No se trata de reproducir formatos comerciales, sino de apropiarse de su racionalidad adaptativa, rompiendo patrones perimidos, saltando etapas y evitando inversiones redundantes que el país ya ha realizado. Así como los observatorios regionales de hipertensión, diabetes y obesidad permiten monitorear variables críticas, lo que se requiere no es una acumulación cuantitativa de datos sino su uso cualitativo para generar conductas preventivas. En esta perspectiva, la historia clínica digitalizada no es sólo una herramienta para el paciente, sino un patrimonio de conocimiento colectivo, indispensable para las generaciones futuras.

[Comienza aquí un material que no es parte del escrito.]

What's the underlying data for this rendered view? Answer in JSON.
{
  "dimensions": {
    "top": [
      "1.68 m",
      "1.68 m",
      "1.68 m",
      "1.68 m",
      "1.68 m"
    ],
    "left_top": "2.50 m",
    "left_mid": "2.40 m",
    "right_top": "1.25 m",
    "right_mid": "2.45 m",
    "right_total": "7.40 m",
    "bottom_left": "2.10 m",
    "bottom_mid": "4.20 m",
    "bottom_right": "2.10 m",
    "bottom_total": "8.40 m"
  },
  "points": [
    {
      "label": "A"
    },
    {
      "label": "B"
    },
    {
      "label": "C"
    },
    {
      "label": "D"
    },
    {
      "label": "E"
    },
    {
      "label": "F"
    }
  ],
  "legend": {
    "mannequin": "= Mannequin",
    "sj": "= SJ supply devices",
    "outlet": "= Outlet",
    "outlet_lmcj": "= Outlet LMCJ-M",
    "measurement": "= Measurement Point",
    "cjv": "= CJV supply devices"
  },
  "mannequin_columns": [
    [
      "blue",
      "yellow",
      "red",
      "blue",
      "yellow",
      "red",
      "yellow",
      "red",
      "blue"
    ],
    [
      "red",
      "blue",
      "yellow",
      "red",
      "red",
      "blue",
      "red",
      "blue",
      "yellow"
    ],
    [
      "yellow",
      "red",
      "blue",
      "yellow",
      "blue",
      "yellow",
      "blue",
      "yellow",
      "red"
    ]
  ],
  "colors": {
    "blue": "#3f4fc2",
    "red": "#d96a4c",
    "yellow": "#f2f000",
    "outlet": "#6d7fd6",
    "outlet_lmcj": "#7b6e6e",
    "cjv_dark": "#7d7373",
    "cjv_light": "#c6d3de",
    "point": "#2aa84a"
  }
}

Se trata de hacer visible lo invisible, de revelar los desbalances en la distribución del gasto sanitario y de reorientar los recursos hacia la prevención, la investigación y la gestión eficiente. Necesitamos volver a pensar el sistema sanitario como un todo articulado. El mercado, cuando innova con tecnologías disruptivas o modelos interdisciplinarios ágiles y de bajo costo, muestra que es posible articular lo público y lo privado bajo esquemas cooperativos. A sabiendas que la clasificación “pública/privada” es puramente instrumental, ya que toda el área sanitaria es pública: de ahí la responsabilidad ineludible que conlleva para el Estado nacional (sin omitir el principio de subsidiaridad, característica primaria del federalismo en la integración de la Nación).
En ese sentido, la creación de un Sistema Federal Integrado de Salud es imprescindible para armonizar los servicios públicos y privados mediante la certificación de efectores y coordinación por niveles de atención oportuna y adecuada: garantizando igualdad en el acceso y calidad científica. Con fortalecimiento de participación ciudadana, formación profesional y gobernanza responsable, el Estado podrá cumplir su rol intransferible como garante del derecho a la protección sanitaria, articulando redes bajo un Plan Nacional de Salud eficiente y equitativo.


(*) Doctor en Medicina por la Universidad Nacional de Buenos Aires (UBA). Director Académico de la Especialización en “Gestión Estratégica en organizaciones de Salud”, Universidad Nacional del Centro - UNICEN; Director Académico de la Maestría de Salud Pública y Seguridad Social de la Universidad del Aconcagua - Mendoza; Director de la Comisión de Ciencia y Tecnología de la Universidad de Concepción del Uruguay – UCU. Coautor junto al Dr. Vicente Mazzáfero de “Por una reconfiguración sanitaria pos-pandémica: epidemiología y gobernanza” (2020). Autor de “Una vida plena para los adultos mayores” (2024) “La Salud que no tenemos” (2019); “Argentina Hospital, el rostro oscuro de la salud” (2004-2018); “Claves jurídicas y asistenciales para la conformación de un Sistema Federal Integrado de Salud” (2012); “En búsqueda de la salud perdida” (2009); “La Fórmula Sanitaria” (2003).